Pulling or reacting to passers by while on a leash is such a common complaint I hear from people about life with their dog. And, understandably so. If you have ever been that person on the other end, you know it can turn what was supposed to be a care free walk into a major stressor very quickly.
When I observed several handlers who were having this issue, I noticed something in common. One thing that struck me was the disconnect I saw between human and dog, even in an environment with fairly low distraction – on a driveway.
Sure, they were tied together by a cord known as a leash but there was no REAL connection. The dogs were focused on everything else around them. If they wanted to sniff something, they would stop and sniff. If they wanted to get somewhere quicker, they would just walk faster (with their owner following). Two things the dogs did not do were walking by their owner’s side and occasionally looking at their owner.
In each case, it was as if the owner was not present except for the tension or jerk on the leash when the dog behaved in a way the owner did not like.
If those dogs were so disconnected in a low distraction environment, it was of no surprise to me that those same dogs would react by barking, jumping and/or moving toward other anything else that gets their attention, disregarding the human at the other end of the leash.
The problem is, with every practice, the dog is learning all kinds of unwanted behaviors. And he is learning that the environment is far more important than paying attention to his owner. With each walk, I predict their disconnect will continue to grow.
Here are just a few of the reasons why loose leash walking may break down:
- Lack of clarity in criteria. Ask yourself, what exactly do you want your dog to do when you go for a walk? (Do you want your dog to be at your side or a little in front of you? Do you want your dog to sit when you stop? What do you want your dog to do when a person or dog approaches?) If you cannot answer that question, then you cannot give your dog the clarity he needs. Without clarity, he will come to his own conclusions about what to do during a walk. And guess what? You may not like his choices.
- Lack of practice and proofing. When you know what you picture ‘loose leash walking’ to look like, spending up front time teaching him that criteria with consistency in an environment where you both can focus will greatly impact your success. Then ‘proof’ this behavior with distractions, adding difficulty only when your dog can continue to loose leash walk as you want him to. Please click here to read more about proofing behavior. Everyone would like to have a dog who will walk beside them in a busy environment but that does not happen over night. A common mistake is for dog owners to bring their dog to a park or crowded place before their dog has been able to walk loosely on a leash around increasingly challenging environments. That is setting both the dog and the handler up for failure.
- Lack of consistency. If you ‘sometimes’ follow with a taught leash as your dog runs toward a distraction, then guess what? You may be contributing to an even stronger behavior of running toward a distraction as you dog becomes a slot machine player. Please click here to read more. Know that once you begin teaching your dog about loose leash walking that you need to consider every walk a training walk. If you do not want to train on a walk, then you can manage your dog with a head halter – but please spend time getting your dog acclimated to it first.
- There is a weak reinforcement history associated with you. This is a really important foundation. If, in other contexts, you intentionally or unintentionally use aversive strategies to modify behavior (like yelling at or squirting your dog with an irritant or simply do things that make your dog uncomfortable), then the value for him to focus on you may have been weakened. Remember, every waking moment your dog is taking in feedback from his environment, and is learning where the value is for him. The more you teach your dog with clarity and positive reinforcement, the more he will want to listen to you.

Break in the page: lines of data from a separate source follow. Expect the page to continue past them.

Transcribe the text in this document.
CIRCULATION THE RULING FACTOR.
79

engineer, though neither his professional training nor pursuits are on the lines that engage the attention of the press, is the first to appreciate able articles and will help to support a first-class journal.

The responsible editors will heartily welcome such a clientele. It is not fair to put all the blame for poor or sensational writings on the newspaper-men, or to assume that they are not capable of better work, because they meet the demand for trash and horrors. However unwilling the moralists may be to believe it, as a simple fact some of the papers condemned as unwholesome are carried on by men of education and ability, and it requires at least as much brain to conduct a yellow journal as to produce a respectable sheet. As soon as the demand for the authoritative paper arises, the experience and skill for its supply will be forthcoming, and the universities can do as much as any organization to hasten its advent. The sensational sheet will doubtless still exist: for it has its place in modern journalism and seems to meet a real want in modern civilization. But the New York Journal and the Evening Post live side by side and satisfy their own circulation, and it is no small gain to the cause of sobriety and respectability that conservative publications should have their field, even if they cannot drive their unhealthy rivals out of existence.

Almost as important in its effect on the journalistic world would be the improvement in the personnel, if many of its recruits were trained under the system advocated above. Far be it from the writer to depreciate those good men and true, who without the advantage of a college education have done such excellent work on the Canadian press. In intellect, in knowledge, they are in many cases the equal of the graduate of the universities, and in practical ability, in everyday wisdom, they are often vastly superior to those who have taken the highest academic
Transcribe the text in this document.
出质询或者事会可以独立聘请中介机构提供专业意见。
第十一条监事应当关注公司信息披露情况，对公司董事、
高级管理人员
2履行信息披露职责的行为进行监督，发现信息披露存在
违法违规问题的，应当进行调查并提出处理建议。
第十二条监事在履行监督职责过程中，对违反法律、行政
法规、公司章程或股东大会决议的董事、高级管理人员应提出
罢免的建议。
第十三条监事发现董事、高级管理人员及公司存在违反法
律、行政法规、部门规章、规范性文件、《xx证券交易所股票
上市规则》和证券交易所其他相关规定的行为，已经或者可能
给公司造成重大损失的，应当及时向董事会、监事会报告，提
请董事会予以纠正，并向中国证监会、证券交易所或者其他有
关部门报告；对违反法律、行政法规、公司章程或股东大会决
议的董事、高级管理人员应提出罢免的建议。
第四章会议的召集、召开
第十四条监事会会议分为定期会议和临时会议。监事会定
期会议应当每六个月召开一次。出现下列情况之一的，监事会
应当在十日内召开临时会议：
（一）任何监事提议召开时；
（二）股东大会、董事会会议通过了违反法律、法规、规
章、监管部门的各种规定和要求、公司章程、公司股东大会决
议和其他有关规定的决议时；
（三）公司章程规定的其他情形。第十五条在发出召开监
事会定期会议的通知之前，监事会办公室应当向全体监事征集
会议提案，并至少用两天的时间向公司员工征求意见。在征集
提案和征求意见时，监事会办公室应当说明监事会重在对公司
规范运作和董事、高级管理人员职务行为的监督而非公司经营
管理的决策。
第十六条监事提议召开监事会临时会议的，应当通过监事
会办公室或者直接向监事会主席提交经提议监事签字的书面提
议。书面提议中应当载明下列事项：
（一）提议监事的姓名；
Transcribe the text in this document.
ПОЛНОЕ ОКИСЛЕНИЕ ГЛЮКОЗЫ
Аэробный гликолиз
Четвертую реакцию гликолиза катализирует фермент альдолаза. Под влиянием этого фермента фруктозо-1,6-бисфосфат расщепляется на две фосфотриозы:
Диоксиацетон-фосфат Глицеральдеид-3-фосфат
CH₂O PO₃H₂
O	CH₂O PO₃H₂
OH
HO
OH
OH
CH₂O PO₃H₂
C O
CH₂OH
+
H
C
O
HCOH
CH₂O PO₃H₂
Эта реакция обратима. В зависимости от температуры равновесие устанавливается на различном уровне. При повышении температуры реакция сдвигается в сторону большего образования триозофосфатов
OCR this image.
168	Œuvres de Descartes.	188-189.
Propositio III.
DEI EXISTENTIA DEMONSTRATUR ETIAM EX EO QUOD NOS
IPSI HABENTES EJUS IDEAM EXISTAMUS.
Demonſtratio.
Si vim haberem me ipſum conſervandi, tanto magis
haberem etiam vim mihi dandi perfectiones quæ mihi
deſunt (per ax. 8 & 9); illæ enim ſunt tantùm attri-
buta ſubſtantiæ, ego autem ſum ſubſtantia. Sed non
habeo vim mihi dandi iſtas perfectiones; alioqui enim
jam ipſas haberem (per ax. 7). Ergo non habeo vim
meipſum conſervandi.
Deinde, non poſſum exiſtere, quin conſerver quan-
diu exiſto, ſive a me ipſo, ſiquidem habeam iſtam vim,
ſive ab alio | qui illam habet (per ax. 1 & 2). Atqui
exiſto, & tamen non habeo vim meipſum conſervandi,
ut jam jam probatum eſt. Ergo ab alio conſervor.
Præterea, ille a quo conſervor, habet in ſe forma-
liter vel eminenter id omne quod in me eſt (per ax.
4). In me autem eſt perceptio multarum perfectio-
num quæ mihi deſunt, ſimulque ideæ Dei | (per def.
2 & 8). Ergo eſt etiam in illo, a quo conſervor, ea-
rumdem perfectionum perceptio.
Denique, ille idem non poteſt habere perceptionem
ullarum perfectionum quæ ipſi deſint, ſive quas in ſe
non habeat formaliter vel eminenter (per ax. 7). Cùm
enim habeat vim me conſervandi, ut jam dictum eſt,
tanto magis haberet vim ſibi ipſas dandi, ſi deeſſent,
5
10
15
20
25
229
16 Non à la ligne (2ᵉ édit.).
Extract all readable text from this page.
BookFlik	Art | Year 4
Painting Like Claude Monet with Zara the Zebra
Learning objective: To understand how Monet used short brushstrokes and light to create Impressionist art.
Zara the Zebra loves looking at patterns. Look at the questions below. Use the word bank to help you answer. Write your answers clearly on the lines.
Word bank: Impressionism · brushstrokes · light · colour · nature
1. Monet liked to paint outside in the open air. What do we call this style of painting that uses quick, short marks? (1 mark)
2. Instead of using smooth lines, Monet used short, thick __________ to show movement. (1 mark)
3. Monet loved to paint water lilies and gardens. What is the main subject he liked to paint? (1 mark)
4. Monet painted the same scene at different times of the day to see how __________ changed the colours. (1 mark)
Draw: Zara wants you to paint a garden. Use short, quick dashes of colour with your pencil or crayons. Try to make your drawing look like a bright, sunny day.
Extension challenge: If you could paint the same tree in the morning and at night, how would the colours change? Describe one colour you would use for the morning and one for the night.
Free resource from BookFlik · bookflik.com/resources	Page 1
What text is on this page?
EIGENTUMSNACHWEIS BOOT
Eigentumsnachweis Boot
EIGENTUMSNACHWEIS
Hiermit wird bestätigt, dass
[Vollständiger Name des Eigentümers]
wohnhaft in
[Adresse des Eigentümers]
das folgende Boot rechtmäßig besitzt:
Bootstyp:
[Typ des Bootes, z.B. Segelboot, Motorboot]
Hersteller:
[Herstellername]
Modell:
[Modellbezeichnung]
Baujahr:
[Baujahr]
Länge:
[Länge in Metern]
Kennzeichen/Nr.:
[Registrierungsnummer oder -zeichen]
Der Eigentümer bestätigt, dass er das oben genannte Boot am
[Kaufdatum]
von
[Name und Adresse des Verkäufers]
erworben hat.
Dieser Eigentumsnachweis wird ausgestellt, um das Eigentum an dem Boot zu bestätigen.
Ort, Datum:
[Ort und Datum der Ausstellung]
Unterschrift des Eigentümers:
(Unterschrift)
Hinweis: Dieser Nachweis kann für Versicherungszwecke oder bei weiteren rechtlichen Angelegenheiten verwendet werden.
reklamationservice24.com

- There is a strong and established history of reinforcers from the environment that are competing against you. If your dog has had a lot of practice paying more attention to the flowers, fire hydrants and moving animals, and they give him all kinds of good things like sensory stimulation and an outlet for his energy and prey drive, it very well may be worth his while to do all that he can to get to those stimulus as quick as possible. The value would far outweigh the value of responding to you. Plus, when he is in his over aroused state, he may not even notice you yelling or pulling on the leash. I’ll point out here too that this also goes for reactive issues. If your dog has a history of getting a heavy jerk on his neck at the presence of scary dogs or people, then those dogs and people may likely become even more scary as past experience has taught your dog an association between them and unpleasant jerks on his neck. However, great for you is that you can actually use those distractions to build value in your dog’s eyes for doing the behaviors you want him to do. I may teach a dog that *if* you take a step – or several – at my side and stop when I stop, *then* you (the dog) get the opportunity to sniff a fire hydrant or shrub for example. For a dog that enjoys tugging, I may pull the tug toy out of my pocket for a surprise game of tug after the dog walks beside me. Please click here to read about the Premack Principle.
Now that I’ve gotten these reasons out of the way, I want to remind you…you can have a training walk and still have fun together. In the middle of your walk, ask your dog to do another behavior you have worked on, consider walking on mixed surfaces, or other play breaks.